Many theories exist behind the construction of the Great Pyramids of Giza, including the use of levers and pulleys, and both straight and spiral ramps.
The Hoover Dam, begun in 1933, contains enough concrete to fill two Empire State Buildings. It took two years to build the 60 story high wall on the Nevada rim of the Black Canyon, and as visitors stood in awe of the massive structure, one reporter coined the phrase that the Hoover Dam was the “Great Pyramid of the American Desert.”
The comparison was more accurate than it at first appears, considering that the dam was the only man-made structure in the Western world to even come close to the size and bulk of the Great Pyramid. However, the three pyramids of Giza were built without the aid of modern technology. How this was done has interested and puzzled engineers, Egyptologists, and historians for years. Hypotheses range from the seemingly absurd, such as extraterrestrial help, to more plausible theories involving ramps, levers, and pulleys. It is these more plausible methods that ignite the interests of many scientists and have been the focus of much study.
Size of the Pyramids
The sheer sizes of the pyramids and the stones that form them makes the fact of their formation without modern equipment that much more amazing. The Great Pyramid of Khufu is 481 feet tall and has a base of 756 feet, and it contains over 7 million tons of stone. Khafre’s pyramid (estimated to have been built around 2650 BC) is a smaller, yet still formidable, 471 feet high with a base that measures 706 feet on each side. Finally, the smallest of the three pyramids, Menkaure’s pyramid, measures 203 feet in height and 354 feet along the base.
The stones that compose these pyramids range from approximately two tons to 80 tons. It is no surprise that the construction of these massive buildings has been the focus of much speculation and attention.
Herodotus’ Theory of Levers and Pulleys
Serious consideration of possible methods used to construct the pyramids at Giza has been recorded as early as the fifth century BC. Herodotus, described by Sarah Boxer in her 1987 Discover article,“Herodotus’ theory of how the pyramids were built gets a lift,” as a “sometime historian and occasional fibber,” he is well known for his theory that the stones were lifted up the pyramids by way of a system of levers and pulleys.
Many have considered Herodotus’ theory at worst, a myth and at best, unlikely; however, there has been evidence uncovered that others consider proof of his theory. According to Somers Clark and R. Engelbach, authors of Ancient Egyptian Construction and Architecture, “small wooden appliances known as ‘rockers’” have been found in foundation deposits of the New Kingdom. Some have suggested that these artifacts, or “rockers,” are evidence that Herodotus’ method was actually the one used to construct the Great Pyramid, as well as the other two main Giza pyramids.

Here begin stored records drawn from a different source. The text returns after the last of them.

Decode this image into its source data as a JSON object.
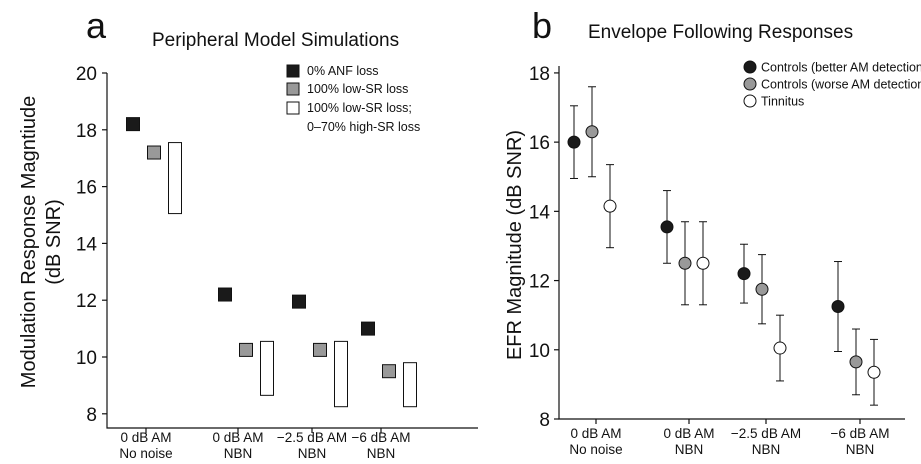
{
  "chart_data": [
    {
      "panel_letter": "a",
      "type": "bar",
      "title": "Peripheral Model Simulations",
      "ylabel_lines": [
        "Modulation Response Magntiude",
        "(dB SNR)"
      ],
      "ylim": [
        7.5,
        20
      ],
      "yticks": [
        8,
        10,
        12,
        14,
        16,
        18,
        20
      ],
      "categories": [
        [
          "0 dB AM",
          "No noise"
        ],
        [
          "0 dB AM",
          "NBN"
        ],
        [
          "−2.5 dB AM",
          "NBN"
        ],
        [
          "−6 dB AM",
          "NBN"
        ]
      ],
      "legend_position": "top-right",
      "series": [
        {
          "name": "0% ANF loss",
          "legend_lines": [
            "0% ANF loss"
          ],
          "color": "#1a1a1a",
          "marker": "square",
          "values": [
            18.2,
            12.2,
            11.95,
            11.0
          ]
        },
        {
          "name": "100% low-SR loss",
          "legend_lines": [
            "100% low-SR loss"
          ],
          "color": "#999999",
          "marker": "square",
          "values": [
            17.2,
            10.25,
            10.25,
            9.5
          ]
        },
        {
          "name": "100% low-SR loss; 0–70% high-SR loss",
          "legend_lines": [
            "100% low-SR loss;",
            "0–70% high-SR loss"
          ],
          "color": "#ffffff",
          "marker": "range",
          "ranges": [
            [
              15.05,
              17.55
            ],
            [
              8.65,
              10.55
            ],
            [
              8.25,
              10.55
            ],
            [
              8.25,
              9.8
            ]
          ]
        }
      ]
    },
    {
      "panel_letter": "b",
      "type": "scatter",
      "title": "Envelope Following Responses",
      "ylabel": "EFR Magnitude (dB SNR)",
      "ylim": [
        8,
        18.2
      ],
      "yticks": [
        8,
        10,
        12,
        14,
        16,
        18
      ],
      "categories": [
        [
          "0 dB AM",
          "No noise"
        ],
        [
          "0 dB AM",
          "NBN"
        ],
        [
          "−2.5 dB AM",
          "NBN"
        ],
        [
          "−6 dB AM",
          "NBN"
        ]
      ],
      "legend_position": "top-right",
      "series": [
        {
          "name": "Controls (better AM detection)",
          "color": "#1a1a1a",
          "values": [
            16.0,
            13.55,
            12.2,
            11.25
          ],
          "errors": [
            1.05,
            1.05,
            0.85,
            1.3
          ]
        },
        {
          "name": "Controls (worse AM detection)",
          "color": "#999999",
          "values": [
            16.3,
            12.5,
            11.75,
            9.65
          ],
          "errors": [
            1.3,
            1.2,
            1.0,
            0.95
          ]
        },
        {
          "name": "Tinnitus",
          "color": "#ffffff",
          "values": [
            14.15,
            12.5,
            10.05,
            9.35
          ],
          "errors": [
            1.2,
            1.2,
            0.95,
            0.95
          ]
        }
      ]
    }
  ]
}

The Use of Ramps to Construct the Pyramids
Another theory of the construction of the pyramids involves the use of ramps and sleds. This hypothesis involves the use of teams of laborers pushing the stones on wooden sleds up a single straight ramp connecting the quarry and the pyramid. However, this idea has lost the majority of its supporters for a number of reasons. According to Evan Hadingham in his 1992 The Atlantic article “Pyramid Schemes,” in order for the slope of the ramp to be gentle enough for the workers to push the sleds up the ramp to the Great Pyramid’s height of 481 feet, the ramp would have to be approximately a mile long. The pyramids were each respectively 400 to 500 yards from their quarries, and a mile long ramp would have required more resources than the pyramid itself. However, while the use of a single straight ramp seems to be unlikely, a modification of the ramp theory has the support of many, including well-known archaeologist and Egyptian expert Mark Lehner.
Lehner’s idea, as described by Hadingham, is a more plausible alternative to the long straight ramp theory. He suggests a spiral ramp that wound its way up and around the pyramid, using the sides of the developing structure for support. Many researchers agree that the spiral ramp theory put forth by Mark Lehner appears to be the most likely case scenario.
The Mystery Behind the Pyramids
While the mystery behind the pyramids’ construction may never be solved for sure, one thing remains true—they are truly an awesome sight and a magnificent feat of human creativity and manpower. Perhaps it is unnecessary to know the truth behind the pyramids; part of what makes the pyramids so interesting is the mystery and wonderment at how such an ancient people accomplished a task that many consider impossible today.